Ouça.  As vozes da África narram histórias através dos panos, removem a cegueira e resgatam nossas identidades dentro das muitas Áfricas. Áfricas devido, sobretudo, à enorme diversidade que o continente africano apresenta. Identidades no plural, frente a nossa capacidade de outrar-se.

Outrar-se, refere-se  ao fenômeno  de adotar várias personalidades. Ao nos perguntarmos quem somos nos colocamos, automaticamente, na posição de outro. Eu sou o que sou porque não sou o outro, mas, ao mesmo tempo, aquele outro me define. Reconhecer o outro, implica em articular uma trama onde a identidade deixa de ser algo fixo, torna-se fluída e gera múltiplas identidades.

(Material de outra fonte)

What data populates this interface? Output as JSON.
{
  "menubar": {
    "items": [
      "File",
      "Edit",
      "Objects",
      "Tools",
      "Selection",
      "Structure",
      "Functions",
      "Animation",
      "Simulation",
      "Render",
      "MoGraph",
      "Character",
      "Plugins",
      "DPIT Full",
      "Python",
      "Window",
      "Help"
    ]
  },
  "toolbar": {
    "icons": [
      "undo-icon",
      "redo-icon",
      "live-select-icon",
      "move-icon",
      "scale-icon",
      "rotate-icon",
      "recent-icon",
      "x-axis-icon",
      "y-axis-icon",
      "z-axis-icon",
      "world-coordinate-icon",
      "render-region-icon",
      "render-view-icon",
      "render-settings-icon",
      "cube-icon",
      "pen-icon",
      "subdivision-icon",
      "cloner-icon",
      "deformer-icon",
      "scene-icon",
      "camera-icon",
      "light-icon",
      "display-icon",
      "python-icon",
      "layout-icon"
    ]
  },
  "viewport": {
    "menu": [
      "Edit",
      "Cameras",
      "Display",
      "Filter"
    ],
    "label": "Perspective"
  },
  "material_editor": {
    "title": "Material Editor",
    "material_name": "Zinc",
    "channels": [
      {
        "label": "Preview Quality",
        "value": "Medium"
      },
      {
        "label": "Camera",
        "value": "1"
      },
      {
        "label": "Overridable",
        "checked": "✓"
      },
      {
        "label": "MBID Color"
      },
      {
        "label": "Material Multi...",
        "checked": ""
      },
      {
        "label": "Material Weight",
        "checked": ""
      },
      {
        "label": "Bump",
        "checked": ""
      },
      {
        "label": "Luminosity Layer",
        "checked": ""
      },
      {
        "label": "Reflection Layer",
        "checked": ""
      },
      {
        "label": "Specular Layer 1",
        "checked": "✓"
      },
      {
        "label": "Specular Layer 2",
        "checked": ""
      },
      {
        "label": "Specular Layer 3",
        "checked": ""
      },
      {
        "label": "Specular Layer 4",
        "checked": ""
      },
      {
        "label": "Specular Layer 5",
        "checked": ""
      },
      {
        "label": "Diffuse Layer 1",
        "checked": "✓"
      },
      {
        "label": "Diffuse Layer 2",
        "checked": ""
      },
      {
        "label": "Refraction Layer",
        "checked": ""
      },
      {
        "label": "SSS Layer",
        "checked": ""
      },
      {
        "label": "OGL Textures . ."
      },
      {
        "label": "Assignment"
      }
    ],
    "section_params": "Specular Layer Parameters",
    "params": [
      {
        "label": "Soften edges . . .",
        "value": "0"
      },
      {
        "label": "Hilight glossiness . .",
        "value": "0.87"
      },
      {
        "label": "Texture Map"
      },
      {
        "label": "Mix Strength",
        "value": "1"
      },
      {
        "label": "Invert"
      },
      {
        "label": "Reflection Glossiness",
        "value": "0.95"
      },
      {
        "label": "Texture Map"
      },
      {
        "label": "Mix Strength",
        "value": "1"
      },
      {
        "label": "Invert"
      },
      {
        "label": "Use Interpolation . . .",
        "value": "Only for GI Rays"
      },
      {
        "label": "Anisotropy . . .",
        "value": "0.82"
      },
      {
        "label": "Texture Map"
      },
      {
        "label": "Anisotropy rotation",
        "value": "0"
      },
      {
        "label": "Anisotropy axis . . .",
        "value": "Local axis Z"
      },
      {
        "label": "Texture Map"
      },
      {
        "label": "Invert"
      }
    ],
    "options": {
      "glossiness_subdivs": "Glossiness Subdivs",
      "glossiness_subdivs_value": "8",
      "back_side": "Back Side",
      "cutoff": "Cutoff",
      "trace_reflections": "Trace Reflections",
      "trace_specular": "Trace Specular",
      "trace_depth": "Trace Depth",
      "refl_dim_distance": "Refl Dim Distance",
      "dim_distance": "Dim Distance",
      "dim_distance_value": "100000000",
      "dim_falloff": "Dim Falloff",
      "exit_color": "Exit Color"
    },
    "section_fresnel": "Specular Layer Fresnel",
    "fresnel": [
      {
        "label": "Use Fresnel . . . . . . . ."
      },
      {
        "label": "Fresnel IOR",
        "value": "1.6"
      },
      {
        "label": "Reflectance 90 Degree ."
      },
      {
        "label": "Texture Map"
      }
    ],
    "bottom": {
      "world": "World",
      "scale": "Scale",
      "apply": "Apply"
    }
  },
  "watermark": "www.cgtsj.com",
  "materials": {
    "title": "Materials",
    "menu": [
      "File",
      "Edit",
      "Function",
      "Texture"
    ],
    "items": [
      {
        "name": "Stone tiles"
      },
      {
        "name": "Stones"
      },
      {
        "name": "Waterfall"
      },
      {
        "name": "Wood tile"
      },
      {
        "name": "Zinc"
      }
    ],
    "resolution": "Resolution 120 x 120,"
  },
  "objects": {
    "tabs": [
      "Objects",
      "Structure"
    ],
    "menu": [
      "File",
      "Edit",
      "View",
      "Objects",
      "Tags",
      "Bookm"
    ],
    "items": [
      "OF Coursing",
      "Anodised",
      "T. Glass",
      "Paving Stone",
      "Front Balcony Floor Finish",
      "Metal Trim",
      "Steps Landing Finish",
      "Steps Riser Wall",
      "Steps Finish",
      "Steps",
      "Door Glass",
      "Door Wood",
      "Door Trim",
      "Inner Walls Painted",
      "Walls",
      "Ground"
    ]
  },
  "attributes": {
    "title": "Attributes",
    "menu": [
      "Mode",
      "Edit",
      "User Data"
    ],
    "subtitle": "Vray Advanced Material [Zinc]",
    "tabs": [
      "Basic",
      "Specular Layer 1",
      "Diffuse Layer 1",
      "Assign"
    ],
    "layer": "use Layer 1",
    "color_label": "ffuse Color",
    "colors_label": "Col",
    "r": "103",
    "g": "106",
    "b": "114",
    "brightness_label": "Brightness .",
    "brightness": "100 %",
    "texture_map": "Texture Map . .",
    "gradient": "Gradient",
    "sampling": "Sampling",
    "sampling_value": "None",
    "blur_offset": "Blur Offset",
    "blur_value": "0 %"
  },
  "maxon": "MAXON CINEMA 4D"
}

Marca KUAVI ÁFRICA / Desfile BÉHNZIN em homenagem a independência de Benim (61anos) / Realização DJEMBE PRODUÇÕES E ENTRETENIMENTOS

Não fomos paridos pelo ventre de um navio negreiro. A oralidade rasga as emendas e temos acesso a nossa vida pregressa. Ao abrir a mala, a fratura é inevitável, eis o mosaico cultural, a diáspora. Um olhar mais atento acusa a falta de uma personagem tão participativa: a indumentária. É ela quem ocupa lugar entre as culturas deixando de ser um adereço temático, um elemento estrangeiro.

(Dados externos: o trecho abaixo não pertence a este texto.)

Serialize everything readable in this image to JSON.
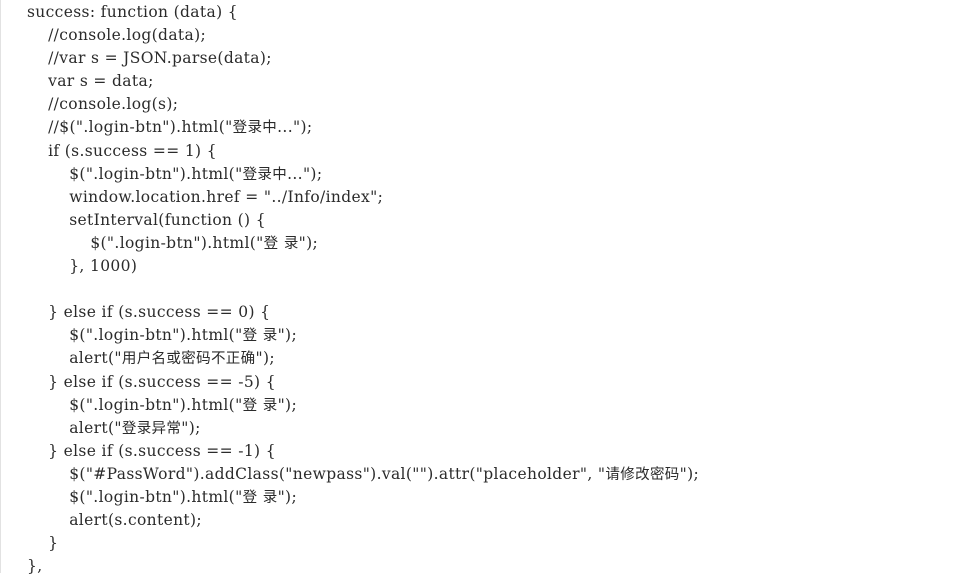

É fato que não podemos afirmar que toda população negra se identifique com suas raízes através da moda afro-brasileira devido a  hibridização cultural. Verdade seja dita, a indumentária africana nos conecta ao continente ancestral de uma maneira não-verbal.

Repensamos e remontamos versões, para além dos cacos que nos levam a construção de uma história única sobre nossa identidade e do ser-se negro costurada a tradição oral e à oralidade. A oralidade manifesta-se através do exercício de contar histórias.

E pensar que durante muito tempo julgou-se que escrita e cultura estariam necessariamente ligadas e que, portanto, povos sem escrita seriam povos sem cultura.

Cerca de 5 minutos a pé separam a estação do metro Vila Mariana e o prédio onde fica a loja do estilista Abbé Tossa, do Benim. Abbé veio ao  Brasil através de um intercâmbio para estudar Ciências Biológicas na Unifesp e, em 2018, lançou sua marca, a Kuavi África. 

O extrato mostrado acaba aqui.